Но сейчас, слушая чистый голос Димы, я вдруг совершенно четко понял, что… То есть ничего не понял, просто вдруг осознал, точно знал всегда: она, ангел мой — о существовании которой я и не подозревал несколько часов назад… — наконец-то со мной. Хотя абсолютно ничего не предвещало этого.

Я нашел в темноте Анечкино лицо. И почувствовал, что оно мокрое.

— Ты что? — спросил я.

— Не знаю… — прошептала она. — Просто… мне очень хорошо с тобой.

— Я… Я люблю тебя! — сказал я легко и свободно, хотя никогда в жизни

еще не произносил этих слов.

— И я… И я тебя тоже…

Глаза ее, наполненные слезами, блеснули в желтом свете, пробивавшемся в комнату сквозь щели косяка.

…С ними золотой орел небесный,

Чей так светел взор незабываемый…

Придурок Дима еще не допел песни, но я уже знал свою судьбу. С этой самой секунды и до самого последнего конца. Это был не внезапный порыв, рожденный секундной прихотью. Тем более, что ничего особенно отличающегося от прочих я с Анечкой не испытал. Просто вдруг остро осознал: дело не в сексе, не в количестве поз и не в качестве упражнений… А в совсем, совсем другом. До чего я раньше просто не дорос своим скудным умом, и лишь сейчас, внезапно и определенно понял. Предназначение свершилось. Предназначение души — к которому пришлось идти через десятки чужих, эфемерно сладостных тел… Что я сделаю все, что смогу и даже не смогу все, лишь бы удержать около себя эту маленькую женщину-ребенка; удержать лишь слушая ошеломительный порыв нежности и любви, который охватил, закружил и понес меня под звуки случайно прорвавшейся песни…
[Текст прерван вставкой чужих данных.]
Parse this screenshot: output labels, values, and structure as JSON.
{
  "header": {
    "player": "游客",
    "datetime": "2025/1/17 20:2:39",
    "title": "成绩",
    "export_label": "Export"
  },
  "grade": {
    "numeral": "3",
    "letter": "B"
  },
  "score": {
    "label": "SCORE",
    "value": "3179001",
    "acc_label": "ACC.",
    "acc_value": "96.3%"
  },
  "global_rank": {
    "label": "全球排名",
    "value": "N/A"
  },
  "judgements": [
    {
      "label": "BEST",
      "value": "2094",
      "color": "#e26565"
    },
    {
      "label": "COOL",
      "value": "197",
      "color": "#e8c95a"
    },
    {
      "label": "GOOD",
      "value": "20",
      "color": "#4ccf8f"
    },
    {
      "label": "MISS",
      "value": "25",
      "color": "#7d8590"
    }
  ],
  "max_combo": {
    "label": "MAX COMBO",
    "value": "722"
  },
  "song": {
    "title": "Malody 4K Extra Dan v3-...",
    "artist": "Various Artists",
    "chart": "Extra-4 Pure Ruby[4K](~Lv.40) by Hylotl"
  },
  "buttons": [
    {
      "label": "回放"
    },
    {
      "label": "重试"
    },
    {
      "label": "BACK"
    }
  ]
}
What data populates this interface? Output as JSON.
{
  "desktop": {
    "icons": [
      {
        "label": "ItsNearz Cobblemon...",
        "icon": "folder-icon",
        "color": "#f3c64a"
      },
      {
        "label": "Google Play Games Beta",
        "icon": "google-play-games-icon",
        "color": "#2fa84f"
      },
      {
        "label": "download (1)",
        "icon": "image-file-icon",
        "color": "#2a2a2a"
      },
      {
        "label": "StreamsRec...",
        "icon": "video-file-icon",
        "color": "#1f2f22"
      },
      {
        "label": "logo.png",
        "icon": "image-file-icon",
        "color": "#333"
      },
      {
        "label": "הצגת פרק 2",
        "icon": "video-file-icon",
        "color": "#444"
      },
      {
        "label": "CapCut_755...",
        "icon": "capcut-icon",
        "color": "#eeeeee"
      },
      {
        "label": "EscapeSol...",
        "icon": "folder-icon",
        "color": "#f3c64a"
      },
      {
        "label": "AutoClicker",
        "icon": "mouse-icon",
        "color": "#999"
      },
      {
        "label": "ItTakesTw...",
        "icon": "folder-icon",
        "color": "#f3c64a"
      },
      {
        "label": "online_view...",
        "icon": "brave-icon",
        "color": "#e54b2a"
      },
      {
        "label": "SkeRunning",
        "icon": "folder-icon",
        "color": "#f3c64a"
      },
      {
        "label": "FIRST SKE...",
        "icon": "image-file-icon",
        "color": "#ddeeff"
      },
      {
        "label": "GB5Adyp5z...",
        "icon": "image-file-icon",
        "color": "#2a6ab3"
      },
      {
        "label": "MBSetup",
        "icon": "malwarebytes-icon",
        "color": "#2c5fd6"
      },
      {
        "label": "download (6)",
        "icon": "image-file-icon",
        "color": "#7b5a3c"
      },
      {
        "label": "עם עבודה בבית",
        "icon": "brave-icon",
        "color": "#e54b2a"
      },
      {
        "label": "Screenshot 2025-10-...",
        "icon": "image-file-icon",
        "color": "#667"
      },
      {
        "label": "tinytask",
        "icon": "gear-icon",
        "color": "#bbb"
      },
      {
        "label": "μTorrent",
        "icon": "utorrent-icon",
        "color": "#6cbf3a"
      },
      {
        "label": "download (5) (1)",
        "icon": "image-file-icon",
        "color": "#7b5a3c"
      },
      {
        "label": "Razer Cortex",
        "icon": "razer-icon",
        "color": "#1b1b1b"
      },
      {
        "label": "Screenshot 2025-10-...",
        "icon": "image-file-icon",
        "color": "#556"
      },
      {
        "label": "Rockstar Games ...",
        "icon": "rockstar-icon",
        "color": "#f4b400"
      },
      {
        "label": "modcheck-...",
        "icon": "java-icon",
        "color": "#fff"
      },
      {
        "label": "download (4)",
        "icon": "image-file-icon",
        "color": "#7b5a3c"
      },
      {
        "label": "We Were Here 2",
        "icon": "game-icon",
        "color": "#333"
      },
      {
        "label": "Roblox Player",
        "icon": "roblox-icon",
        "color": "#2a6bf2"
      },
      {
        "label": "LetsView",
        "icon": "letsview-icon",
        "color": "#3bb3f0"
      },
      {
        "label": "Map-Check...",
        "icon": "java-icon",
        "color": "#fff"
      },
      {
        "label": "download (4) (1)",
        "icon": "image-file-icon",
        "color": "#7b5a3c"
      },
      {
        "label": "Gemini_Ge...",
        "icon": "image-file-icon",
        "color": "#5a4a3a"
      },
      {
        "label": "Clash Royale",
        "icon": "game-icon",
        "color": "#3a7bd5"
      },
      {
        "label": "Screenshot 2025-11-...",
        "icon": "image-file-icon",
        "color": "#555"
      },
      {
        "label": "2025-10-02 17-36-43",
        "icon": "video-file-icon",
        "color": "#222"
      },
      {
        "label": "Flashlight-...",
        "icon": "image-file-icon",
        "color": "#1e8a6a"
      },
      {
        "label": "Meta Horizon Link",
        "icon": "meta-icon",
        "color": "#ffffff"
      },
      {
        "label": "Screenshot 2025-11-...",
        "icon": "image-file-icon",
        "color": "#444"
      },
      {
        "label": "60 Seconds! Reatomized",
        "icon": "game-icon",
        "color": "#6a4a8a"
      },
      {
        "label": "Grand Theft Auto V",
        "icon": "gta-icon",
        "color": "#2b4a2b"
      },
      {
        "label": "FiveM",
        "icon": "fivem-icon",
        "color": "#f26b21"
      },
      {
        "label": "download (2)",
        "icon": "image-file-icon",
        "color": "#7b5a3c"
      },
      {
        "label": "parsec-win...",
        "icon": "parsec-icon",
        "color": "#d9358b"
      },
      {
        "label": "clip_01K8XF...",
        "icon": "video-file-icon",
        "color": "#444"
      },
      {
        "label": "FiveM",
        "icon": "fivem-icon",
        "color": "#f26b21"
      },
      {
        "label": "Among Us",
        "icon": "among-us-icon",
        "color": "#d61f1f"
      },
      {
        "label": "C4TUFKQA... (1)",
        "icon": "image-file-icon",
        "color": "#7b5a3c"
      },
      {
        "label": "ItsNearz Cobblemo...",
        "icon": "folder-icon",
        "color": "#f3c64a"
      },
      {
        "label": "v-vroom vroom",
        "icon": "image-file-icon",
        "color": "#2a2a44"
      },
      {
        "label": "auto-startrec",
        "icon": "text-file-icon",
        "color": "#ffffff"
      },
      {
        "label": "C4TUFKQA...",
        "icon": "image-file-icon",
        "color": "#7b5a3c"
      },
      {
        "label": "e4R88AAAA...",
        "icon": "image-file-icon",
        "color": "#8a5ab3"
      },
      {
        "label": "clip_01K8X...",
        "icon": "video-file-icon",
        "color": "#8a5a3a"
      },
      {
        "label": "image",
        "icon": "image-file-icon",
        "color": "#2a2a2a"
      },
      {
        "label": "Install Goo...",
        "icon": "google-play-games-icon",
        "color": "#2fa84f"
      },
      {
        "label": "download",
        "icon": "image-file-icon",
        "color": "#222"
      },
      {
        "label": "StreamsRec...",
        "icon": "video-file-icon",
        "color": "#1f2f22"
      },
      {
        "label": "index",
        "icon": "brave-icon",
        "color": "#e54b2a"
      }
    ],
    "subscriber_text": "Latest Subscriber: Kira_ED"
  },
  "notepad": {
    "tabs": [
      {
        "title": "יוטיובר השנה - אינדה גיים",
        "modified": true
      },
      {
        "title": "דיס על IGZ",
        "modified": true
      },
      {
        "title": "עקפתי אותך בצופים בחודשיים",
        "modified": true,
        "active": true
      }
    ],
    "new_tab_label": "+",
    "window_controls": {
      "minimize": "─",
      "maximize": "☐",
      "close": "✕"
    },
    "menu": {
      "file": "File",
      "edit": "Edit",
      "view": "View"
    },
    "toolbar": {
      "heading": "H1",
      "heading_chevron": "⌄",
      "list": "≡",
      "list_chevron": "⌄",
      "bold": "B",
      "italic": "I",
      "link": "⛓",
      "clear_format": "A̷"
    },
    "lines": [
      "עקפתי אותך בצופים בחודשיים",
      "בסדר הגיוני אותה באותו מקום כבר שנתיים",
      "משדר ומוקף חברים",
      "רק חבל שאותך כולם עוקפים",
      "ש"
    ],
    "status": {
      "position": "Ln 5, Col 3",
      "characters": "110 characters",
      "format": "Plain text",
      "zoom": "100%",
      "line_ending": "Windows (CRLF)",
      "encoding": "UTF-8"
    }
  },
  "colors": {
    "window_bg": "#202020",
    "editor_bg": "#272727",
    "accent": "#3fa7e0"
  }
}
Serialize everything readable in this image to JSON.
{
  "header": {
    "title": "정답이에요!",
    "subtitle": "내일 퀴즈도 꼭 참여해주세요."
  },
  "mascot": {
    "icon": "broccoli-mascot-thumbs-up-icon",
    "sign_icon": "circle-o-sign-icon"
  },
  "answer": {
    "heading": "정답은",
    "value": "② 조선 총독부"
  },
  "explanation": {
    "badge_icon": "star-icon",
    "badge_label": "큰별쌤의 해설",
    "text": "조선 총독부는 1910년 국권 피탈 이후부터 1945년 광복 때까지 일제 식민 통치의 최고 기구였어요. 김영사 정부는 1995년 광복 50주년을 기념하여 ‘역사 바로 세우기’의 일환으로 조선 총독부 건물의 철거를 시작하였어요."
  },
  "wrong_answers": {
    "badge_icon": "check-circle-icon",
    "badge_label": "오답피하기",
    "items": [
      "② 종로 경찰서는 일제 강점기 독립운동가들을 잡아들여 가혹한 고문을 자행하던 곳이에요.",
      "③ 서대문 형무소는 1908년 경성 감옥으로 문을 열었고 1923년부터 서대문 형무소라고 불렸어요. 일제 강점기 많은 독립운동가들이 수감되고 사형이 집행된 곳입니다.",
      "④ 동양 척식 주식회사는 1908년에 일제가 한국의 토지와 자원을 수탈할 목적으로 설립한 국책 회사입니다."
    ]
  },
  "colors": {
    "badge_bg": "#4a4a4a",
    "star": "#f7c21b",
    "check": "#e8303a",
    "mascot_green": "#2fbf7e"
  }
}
Что я не просто удержу ее — я немедленно женюсь на Анечке, и мы проживем долгую и счастливую жизнь, и умрем в один день.

Так оно и получилось.

Все, кроме последнего.

Все, кроме последнего…

4

Мой темно-зеленый джип «гранд чероки» тихо стоял там, где я его оставил несколько часов назад. Зачем-то таясь, я снял сигнализацию беззвучной кнопкой, запустил двигатель и включил печку. Лобовое стекло успело слегка замерзнуть, и ехать сразу было нельзя.

Я сидел в своей машине, чувствуя себя в полной безопасности, несмотря на еще не уничтоженные улики.

И словно глядя со стороны, поражался, что все здесь осталось прежним. Машина, отрегулированное под меня сиденье, маленькая трещина на лобовом стекле от отлетевшего в прошлом году камня, старый и уже бесполезный дезодорант слева от приборной панели… Все тоже самое, каким я оставлял это, уходя отсюда. Сейчас я вернулся совершенно иным: я только что убил человека. Ну не человека, конечно, в полном смысле слова — вонючего хорька, которого давно стоило прикончить если не мне, то кому-то другому. Но все равно — я, никогда не веривший в бога, нарушил главную божескую заповедь. Один из основных Моисеевых законов, по которым до сих пор старался существовать цивилизованный мир. Я уничтожил себе подобного — переступил некую черту, остающуюся недостижимой для подавляющего большинства моих сородичей. И…

И ничего особенного не ощутил. Перемен во мне произошло. Я остался тем же самым. Не чувствовал груза греха, вообще ничего не чувствовал — точно стрелял в Хаканова кто-то другой, а я лишь наблюдал. Впрочем, вероятно, я так часто убивал его прежде в мыслях и во снах, что свыкся с этим действием, и сейчас воспринимал все лишь как продолжение иллюзий. И сожалел лишь о том, что сделал это слишком поздно…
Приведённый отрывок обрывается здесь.